That said, I don't like when a quest arrow points exactly to the item I need to get/read/interact with or whatever. If I have to find a book somewhere, give me the general location and then let me search for the object. I know many players were frustrated with the infamous puzzle box in Morrowind, but this doesn't justify the addition of a marker pointing precisely where a small item is located.
It wouldn't be hard to make for Bethesda at all. It would just offer more freedom, give players the responsibilty over their own game enjoyment instead of having Bethesda dictate how your should enjoy the game (which changes with each installment and often contradicts what players prefer).

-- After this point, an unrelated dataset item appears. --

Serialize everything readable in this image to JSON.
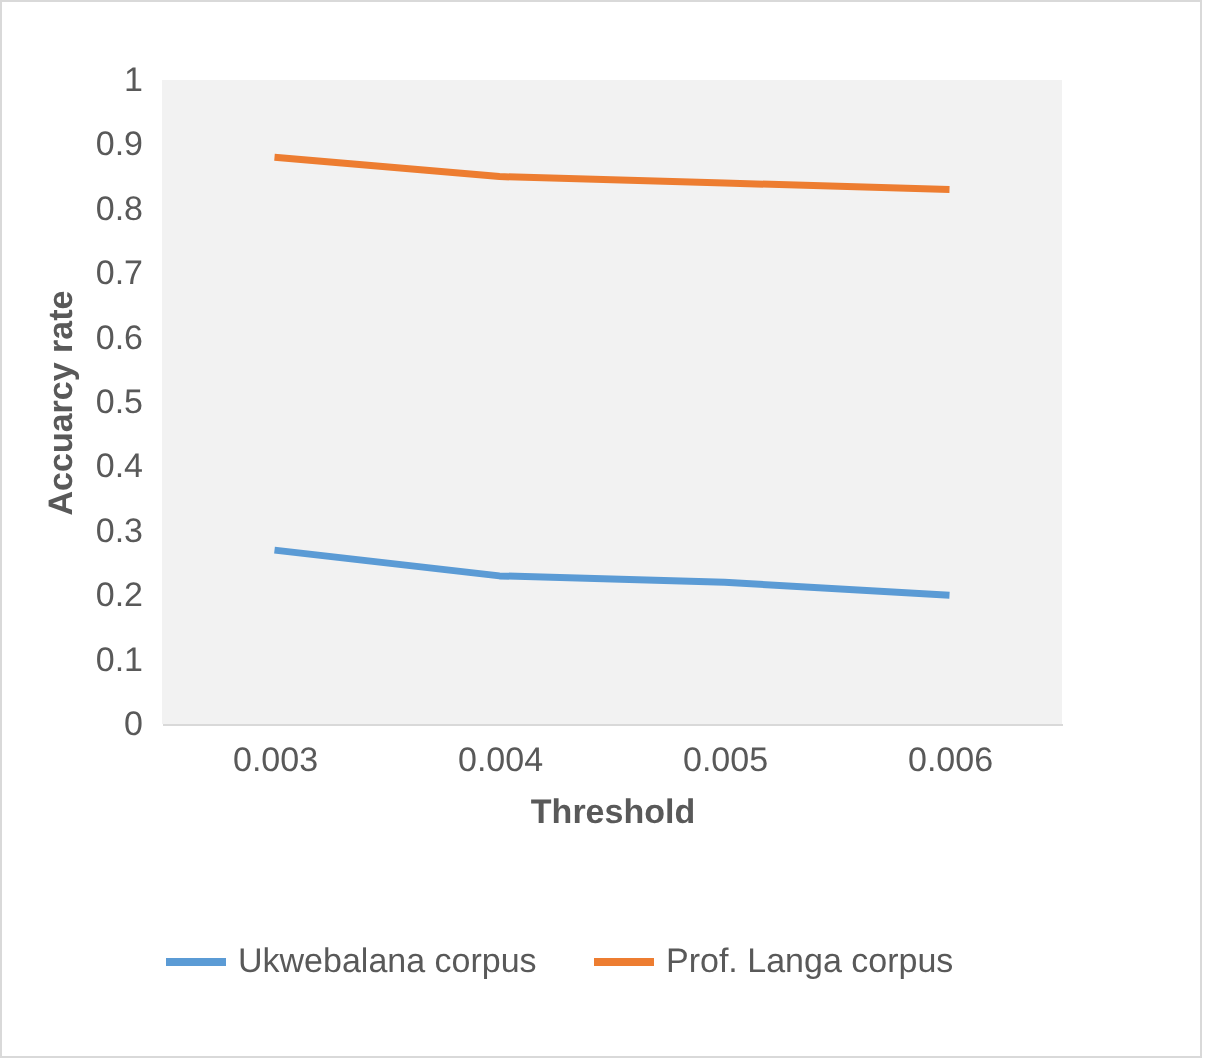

Why should anyone be against these 'options'? If it was hard to implement and came at the expense of something else (like adding a new weapon type like spears + animations) than I could understand the objections. But this is easy to implement and offers great enjoyment.
DO.IT.BETHESDA.
Unfortunately, what you suggest is far from being something "easy to implement". Armor repair, for instance. It's not something that you add in a patch. It is a feature that has to be part of the overall design for the game. In Oblivion, you could repair your armor to level up your armorer skill, and this had an impact on your character. In Skyrim there is no Armorer skill anymore, they put Smithing instead and now you can create armor and weapons.
So how do you add the ability to repair armor and weapons? If it becomes part of the Smithing skill, it would unbalance it because it would be very easy to level Smithing up to 100 in a few levels. If it is a perk that you can get when Smithing is at, say, 60, then players would complain about it being irrelevant or not making sense. So it is not something 'easy to implement'.
Precisely. Radiant quests dynamically change the locations, so how would you add this to voiced dialogue? And if it magically appears in your quest journal with a fancy detailed description, you would complain that the NPC never said that and your character couldn't possibly know such a thing, so the game is bad because it is magically giving you directions you couldn't possibly know.

[To me] it's the same with quest markers; (though... I don't particulary care for dynamic markers that point out the exact location of a moving NPC. IMO the marker should point to their city, then their, house, or their last hang-out).